All those distinctions we have here in this life, such as jobs, age, geography etc., merely enhance how we fulfill our purpose. As a priest, it’s relatively simple and straightforward; As parent, it is to raise our children with the love and fear of God in their hearts; As a soldier, it is to desire to live in peace and answer the call to defend; As a teacher, it is to educate and foster creativity and beauty in the hearts and minds of your pupils; As an artist, it is to create that beauty to share it with the world; As a lawyer, business owner, accountant, etc. it means to be fair and sound when judging and not taking advantage of people. And if and when we face limitations, when we face pains and sickness and all forms of darkness, it is for each of us to never lose sight of God’s love and light, who continues to light our path.

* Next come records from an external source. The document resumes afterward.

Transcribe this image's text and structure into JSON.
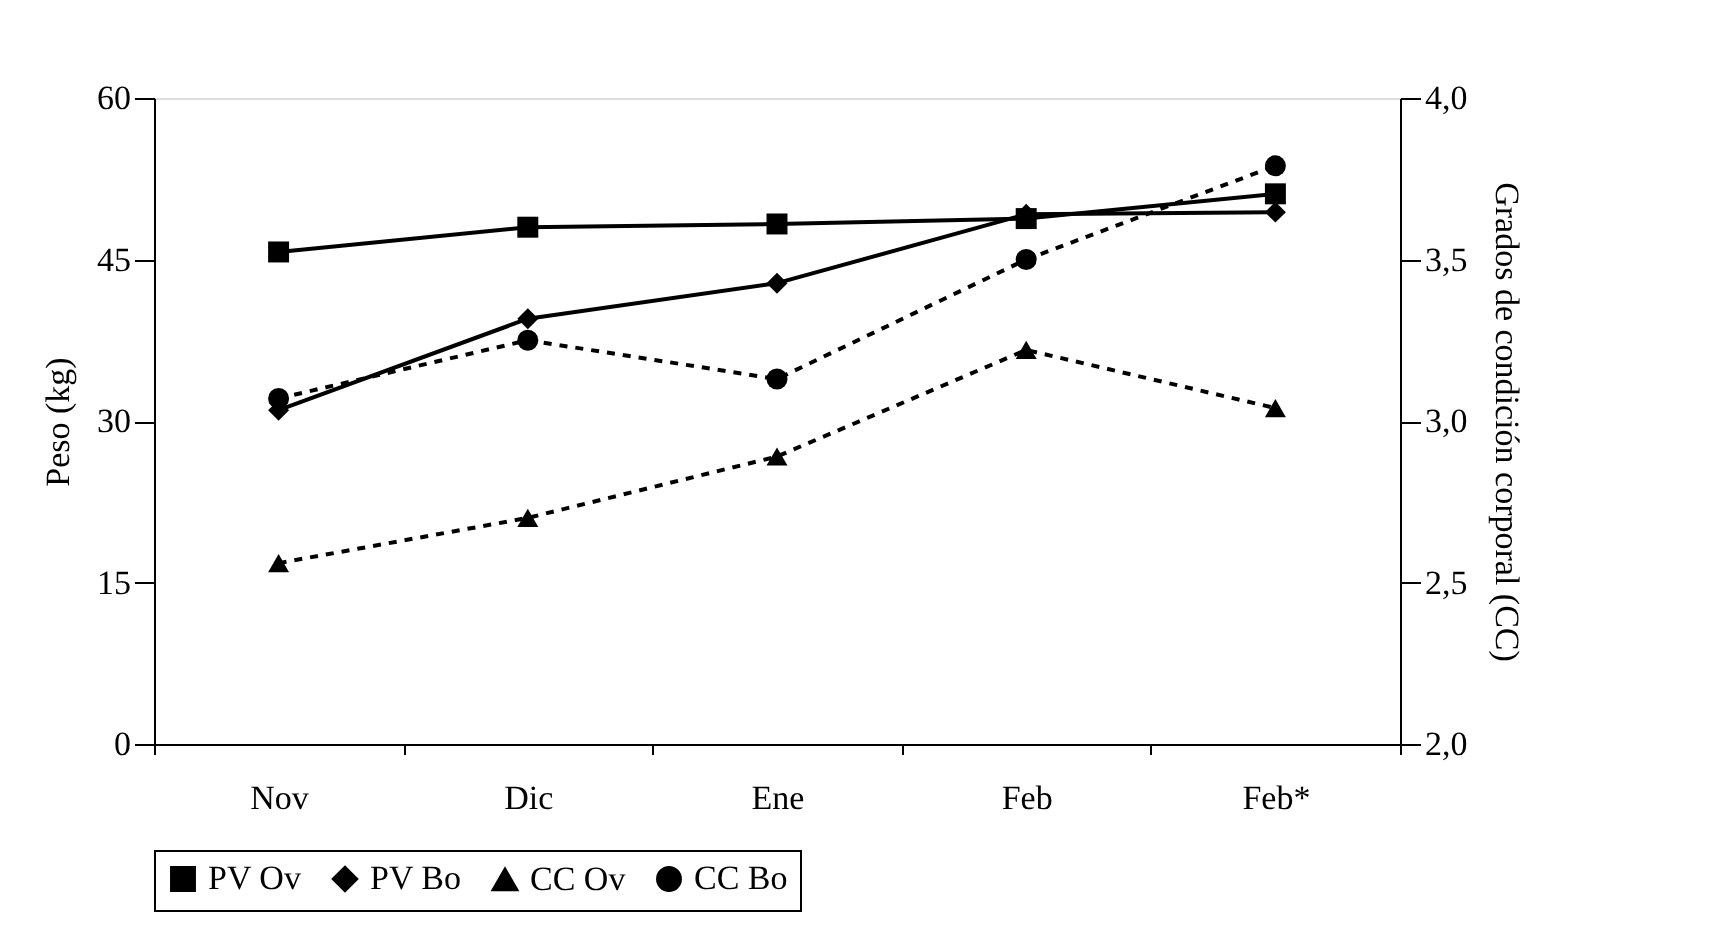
{
  "chart_data": {
    "type": "line",
    "xlabel": null,
    "ylabel": "Peso (kg)",
    "y2label": "Grados de condición corporal (CC)",
    "categories": [
      "Nov",
      "Dic",
      "Ene",
      "Feb",
      "Feb*"
    ],
    "ylim": [
      0,
      60
    ],
    "yticks": [
      0,
      15,
      30,
      45,
      60
    ],
    "y2lim": [
      2.0,
      4.0
    ],
    "y2ticks": [
      {
        "value": 2.0,
        "label": "2,0"
      },
      {
        "value": 2.5,
        "label": "2,5"
      },
      {
        "value": 3.0,
        "label": "3,0"
      },
      {
        "value": 3.5,
        "label": "3,5"
      },
      {
        "value": 4.0,
        "label": "4,0"
      }
    ],
    "grid": false,
    "legend": "bottom",
    "series": [
      {
        "name": "PV Ov",
        "color": "#000000",
        "marker": "square",
        "line_style": "solid",
        "values": [
          45.7,
          48.0,
          48.3,
          48.8,
          51.1
        ]
      },
      {
        "name": "PV Bo",
        "color": "#000000",
        "marker": "diamond",
        "line_style": "solid",
        "values": [
          31.0,
          39.5,
          42.8,
          49.2,
          49.4
        ]
      },
      {
        "name": "CC Ov",
        "color": "#000000",
        "marker": "triangle",
        "line_style": "dashed",
        "axis": "y2",
        "values": [
          2.56,
          2.7,
          2.89,
          3.22,
          3.04
        ]
      },
      {
        "name": "CC Bo",
        "color": "#000000",
        "marker": "circle",
        "line_style": "dashed",
        "axis": "y2",
        "values": [
          3.07,
          3.25,
          3.13,
          3.5,
          3.79
        ]
      }
    ]
  }
}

My dears, we may have plans for the future, and perhaps they will workout, perhaps they may not. Yet, when we realize that our true purpose in life is do what Christ did, then no matter what we achieve or when we achieve it, as long as we answer God’s call each as anointed ones – we will succeed. Just like that brave soldier, we will see the seeds that we have planted throughout our life, bud, grow and flourish. Through the grace of the Holy Spirit, may we always plant good seeds, may we always bring love, healing and hope in our actions and choices into this world. Amen!